排尿時に異常を感じたなら、泌尿器に何らかの異常があることが多い。
たとえば、排尿時の痛みである。排尿の初めに痛みが生じるなら、尿道炎や前立腺炎の可能性がある。また、排尿の最初から最後まで痛みがあるなら、急性尿道炎かもしれない。さらに、排尿の終わりぐらいに痛みを感じるなら、膀胱炎である可能性がある。
また、頻尿も泌尿器の異常を知らせるサインとなる。普通は一日平均5~8回ほどトイレに行く。それ以上になると頻尿となる。その場合、一回の排尿の量が少ないのに尿意を感じてトイレに行くということが問題となるのだ。普通は、膀胱が尿をためておくので、我慢してトイレに行くと300ccぐらいの排尿量となる。しかし、それより半分以下ぐらいの量で、頻繁にトイレに通うようなら、そしていつも残尿感を感じるようなのであれば、膀胱炎や前立腺炎の可能性もある。もちろん、頻尿そのものも日常生活に障害をきたすので、病気を治すためにも、また、生活改善のためにも受診することが必要である。

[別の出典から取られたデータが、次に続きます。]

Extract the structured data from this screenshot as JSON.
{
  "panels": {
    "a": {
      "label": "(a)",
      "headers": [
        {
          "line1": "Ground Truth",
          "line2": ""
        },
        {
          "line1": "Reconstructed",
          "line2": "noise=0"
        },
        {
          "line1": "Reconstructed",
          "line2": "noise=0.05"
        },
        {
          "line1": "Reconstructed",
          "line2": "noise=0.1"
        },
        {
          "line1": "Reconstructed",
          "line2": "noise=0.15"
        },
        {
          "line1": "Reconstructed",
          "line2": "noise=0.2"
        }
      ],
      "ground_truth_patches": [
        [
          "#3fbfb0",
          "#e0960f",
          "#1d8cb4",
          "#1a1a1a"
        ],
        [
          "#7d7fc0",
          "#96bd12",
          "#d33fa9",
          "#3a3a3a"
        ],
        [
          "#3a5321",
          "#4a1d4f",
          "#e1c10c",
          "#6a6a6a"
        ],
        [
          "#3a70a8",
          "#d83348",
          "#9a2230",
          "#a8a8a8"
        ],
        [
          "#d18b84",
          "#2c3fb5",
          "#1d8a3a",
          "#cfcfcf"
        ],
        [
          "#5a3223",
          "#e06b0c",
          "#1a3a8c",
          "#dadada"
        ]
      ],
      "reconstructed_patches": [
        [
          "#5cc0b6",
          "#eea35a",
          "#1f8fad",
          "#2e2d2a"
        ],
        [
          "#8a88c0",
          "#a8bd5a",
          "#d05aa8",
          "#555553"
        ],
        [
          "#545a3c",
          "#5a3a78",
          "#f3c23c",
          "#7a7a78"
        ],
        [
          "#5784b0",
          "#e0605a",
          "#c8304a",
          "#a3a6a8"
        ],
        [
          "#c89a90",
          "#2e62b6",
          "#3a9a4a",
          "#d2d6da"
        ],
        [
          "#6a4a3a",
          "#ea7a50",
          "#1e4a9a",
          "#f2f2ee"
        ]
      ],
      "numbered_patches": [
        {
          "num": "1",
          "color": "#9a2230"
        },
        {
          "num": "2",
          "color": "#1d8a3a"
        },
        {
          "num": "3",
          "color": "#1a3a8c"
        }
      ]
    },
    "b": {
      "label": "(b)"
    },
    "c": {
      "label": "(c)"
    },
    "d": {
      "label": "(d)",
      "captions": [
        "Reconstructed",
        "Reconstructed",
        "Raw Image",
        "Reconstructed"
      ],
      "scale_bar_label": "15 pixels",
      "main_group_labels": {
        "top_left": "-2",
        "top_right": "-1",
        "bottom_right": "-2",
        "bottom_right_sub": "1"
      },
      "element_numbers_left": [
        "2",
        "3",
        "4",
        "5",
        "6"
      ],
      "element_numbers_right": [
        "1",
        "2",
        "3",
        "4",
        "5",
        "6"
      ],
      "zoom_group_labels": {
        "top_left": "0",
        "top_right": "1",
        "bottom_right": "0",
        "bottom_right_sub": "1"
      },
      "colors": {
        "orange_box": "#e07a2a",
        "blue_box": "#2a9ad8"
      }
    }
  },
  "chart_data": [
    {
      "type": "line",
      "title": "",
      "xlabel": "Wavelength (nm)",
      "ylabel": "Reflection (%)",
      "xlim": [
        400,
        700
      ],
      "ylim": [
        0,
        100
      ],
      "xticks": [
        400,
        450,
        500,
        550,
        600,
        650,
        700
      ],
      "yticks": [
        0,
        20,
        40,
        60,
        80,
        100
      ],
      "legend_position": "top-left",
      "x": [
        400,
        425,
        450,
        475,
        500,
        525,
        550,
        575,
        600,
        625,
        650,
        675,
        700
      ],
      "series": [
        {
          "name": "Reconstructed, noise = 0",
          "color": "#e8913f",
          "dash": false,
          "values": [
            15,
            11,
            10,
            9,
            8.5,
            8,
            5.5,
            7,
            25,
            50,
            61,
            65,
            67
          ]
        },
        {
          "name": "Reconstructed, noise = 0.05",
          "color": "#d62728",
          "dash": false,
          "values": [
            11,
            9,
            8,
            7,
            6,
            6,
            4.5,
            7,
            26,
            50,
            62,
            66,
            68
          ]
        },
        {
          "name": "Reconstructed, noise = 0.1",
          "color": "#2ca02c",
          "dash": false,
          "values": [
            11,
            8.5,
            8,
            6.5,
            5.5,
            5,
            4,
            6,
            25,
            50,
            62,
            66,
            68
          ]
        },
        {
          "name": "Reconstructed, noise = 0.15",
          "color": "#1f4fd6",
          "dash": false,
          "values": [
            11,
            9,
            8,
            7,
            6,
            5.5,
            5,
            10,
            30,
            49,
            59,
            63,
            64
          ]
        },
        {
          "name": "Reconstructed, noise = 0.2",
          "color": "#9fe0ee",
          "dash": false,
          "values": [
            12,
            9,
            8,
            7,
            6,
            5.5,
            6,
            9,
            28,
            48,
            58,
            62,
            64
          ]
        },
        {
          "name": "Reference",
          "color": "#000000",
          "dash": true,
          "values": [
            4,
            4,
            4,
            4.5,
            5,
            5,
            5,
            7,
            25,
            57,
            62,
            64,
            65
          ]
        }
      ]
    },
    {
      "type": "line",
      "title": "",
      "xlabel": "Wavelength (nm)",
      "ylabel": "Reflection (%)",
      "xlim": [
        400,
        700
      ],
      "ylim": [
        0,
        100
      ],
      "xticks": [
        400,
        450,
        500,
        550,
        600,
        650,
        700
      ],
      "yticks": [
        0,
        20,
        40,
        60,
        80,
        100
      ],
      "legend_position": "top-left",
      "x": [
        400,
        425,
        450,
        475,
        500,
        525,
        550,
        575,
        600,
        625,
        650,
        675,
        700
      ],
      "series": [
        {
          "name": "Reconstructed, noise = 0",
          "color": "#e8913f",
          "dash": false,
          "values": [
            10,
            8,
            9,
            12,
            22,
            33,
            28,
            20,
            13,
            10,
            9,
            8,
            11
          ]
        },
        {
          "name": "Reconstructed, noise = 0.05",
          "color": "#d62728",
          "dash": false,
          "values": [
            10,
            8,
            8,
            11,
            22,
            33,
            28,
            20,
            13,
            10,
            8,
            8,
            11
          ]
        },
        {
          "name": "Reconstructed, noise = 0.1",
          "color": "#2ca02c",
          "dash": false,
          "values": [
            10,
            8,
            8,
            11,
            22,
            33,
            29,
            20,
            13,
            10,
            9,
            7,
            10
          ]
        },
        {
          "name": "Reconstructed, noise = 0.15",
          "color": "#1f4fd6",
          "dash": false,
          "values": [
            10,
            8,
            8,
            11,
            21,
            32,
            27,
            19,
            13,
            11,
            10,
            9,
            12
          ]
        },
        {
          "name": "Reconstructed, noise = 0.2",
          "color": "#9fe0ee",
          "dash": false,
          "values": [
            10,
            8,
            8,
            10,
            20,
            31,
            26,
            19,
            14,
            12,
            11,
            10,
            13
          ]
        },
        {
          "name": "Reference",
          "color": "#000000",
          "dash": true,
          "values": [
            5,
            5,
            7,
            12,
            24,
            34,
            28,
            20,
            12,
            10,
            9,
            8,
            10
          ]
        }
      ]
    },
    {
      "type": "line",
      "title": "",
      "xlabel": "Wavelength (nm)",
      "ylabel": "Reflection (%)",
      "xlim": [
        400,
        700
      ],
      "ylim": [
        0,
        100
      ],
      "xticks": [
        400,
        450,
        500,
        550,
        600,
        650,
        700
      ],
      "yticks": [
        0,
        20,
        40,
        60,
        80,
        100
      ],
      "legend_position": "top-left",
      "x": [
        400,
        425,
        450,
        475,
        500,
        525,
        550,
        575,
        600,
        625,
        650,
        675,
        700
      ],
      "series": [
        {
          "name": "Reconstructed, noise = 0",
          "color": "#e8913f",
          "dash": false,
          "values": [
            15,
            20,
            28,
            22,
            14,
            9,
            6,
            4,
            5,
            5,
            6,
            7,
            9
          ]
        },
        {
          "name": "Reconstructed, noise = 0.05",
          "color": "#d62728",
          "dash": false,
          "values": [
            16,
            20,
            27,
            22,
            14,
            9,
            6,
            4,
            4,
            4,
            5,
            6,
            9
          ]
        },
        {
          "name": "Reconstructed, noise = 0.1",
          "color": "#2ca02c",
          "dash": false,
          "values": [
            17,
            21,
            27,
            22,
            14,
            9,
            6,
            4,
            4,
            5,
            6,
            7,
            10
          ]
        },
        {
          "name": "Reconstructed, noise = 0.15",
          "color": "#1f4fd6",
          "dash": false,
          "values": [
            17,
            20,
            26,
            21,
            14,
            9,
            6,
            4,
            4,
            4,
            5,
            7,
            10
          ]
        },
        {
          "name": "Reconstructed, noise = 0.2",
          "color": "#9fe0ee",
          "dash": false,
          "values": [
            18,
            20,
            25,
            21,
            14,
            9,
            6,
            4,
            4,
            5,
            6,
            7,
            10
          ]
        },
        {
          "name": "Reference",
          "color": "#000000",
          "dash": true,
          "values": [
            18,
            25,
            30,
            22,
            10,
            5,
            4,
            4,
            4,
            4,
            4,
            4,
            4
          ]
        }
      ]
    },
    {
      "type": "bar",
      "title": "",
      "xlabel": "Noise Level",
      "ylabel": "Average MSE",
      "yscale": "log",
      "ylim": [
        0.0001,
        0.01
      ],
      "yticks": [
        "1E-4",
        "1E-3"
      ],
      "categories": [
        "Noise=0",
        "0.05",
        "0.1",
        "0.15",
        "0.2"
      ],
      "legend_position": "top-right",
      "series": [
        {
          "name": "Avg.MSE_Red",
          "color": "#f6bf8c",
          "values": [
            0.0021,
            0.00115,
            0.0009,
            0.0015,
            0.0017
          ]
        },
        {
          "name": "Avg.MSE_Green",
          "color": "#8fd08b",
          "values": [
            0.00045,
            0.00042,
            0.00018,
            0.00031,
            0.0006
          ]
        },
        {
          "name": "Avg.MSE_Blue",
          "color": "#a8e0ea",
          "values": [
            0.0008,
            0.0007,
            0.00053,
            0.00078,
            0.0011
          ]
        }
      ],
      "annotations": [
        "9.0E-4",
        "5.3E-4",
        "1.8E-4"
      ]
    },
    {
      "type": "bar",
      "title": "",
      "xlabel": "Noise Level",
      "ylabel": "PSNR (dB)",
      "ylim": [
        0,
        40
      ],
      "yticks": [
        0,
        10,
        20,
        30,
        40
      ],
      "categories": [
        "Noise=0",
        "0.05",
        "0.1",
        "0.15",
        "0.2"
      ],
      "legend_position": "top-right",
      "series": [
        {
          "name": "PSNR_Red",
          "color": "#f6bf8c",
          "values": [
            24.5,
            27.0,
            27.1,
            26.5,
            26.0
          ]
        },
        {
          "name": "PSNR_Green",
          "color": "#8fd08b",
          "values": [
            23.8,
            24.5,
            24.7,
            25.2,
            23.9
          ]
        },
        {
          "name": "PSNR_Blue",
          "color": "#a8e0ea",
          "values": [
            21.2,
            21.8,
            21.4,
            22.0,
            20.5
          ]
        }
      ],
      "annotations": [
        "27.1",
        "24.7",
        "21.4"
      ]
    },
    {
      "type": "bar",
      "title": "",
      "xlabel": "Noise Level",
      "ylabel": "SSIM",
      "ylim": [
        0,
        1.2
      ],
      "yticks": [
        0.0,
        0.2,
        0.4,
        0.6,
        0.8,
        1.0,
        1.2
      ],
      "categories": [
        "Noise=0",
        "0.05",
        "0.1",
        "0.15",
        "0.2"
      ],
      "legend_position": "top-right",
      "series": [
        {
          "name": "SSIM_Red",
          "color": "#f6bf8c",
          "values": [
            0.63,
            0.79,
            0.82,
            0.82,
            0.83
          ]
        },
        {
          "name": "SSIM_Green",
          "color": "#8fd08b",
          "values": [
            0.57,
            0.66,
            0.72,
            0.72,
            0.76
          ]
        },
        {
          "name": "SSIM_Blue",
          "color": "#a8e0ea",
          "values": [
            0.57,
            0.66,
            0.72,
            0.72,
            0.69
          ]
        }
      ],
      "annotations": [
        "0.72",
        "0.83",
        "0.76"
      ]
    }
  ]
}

また、同じ頻尿でも、一回の排尿の量が多い場合、ほとんどは水分の取りすぎでトイレが近くなるので、水分の取りすぎに注意すると改善される。しかし、いつものどが渇いて水分を摂取するようならば、糖尿病や尿崩症という下垂体の病気である可能性もある。
それとは逆に、排尿しにくい、または排尿できないという症状もあり、前立腺肥大症という可能性が考えられる。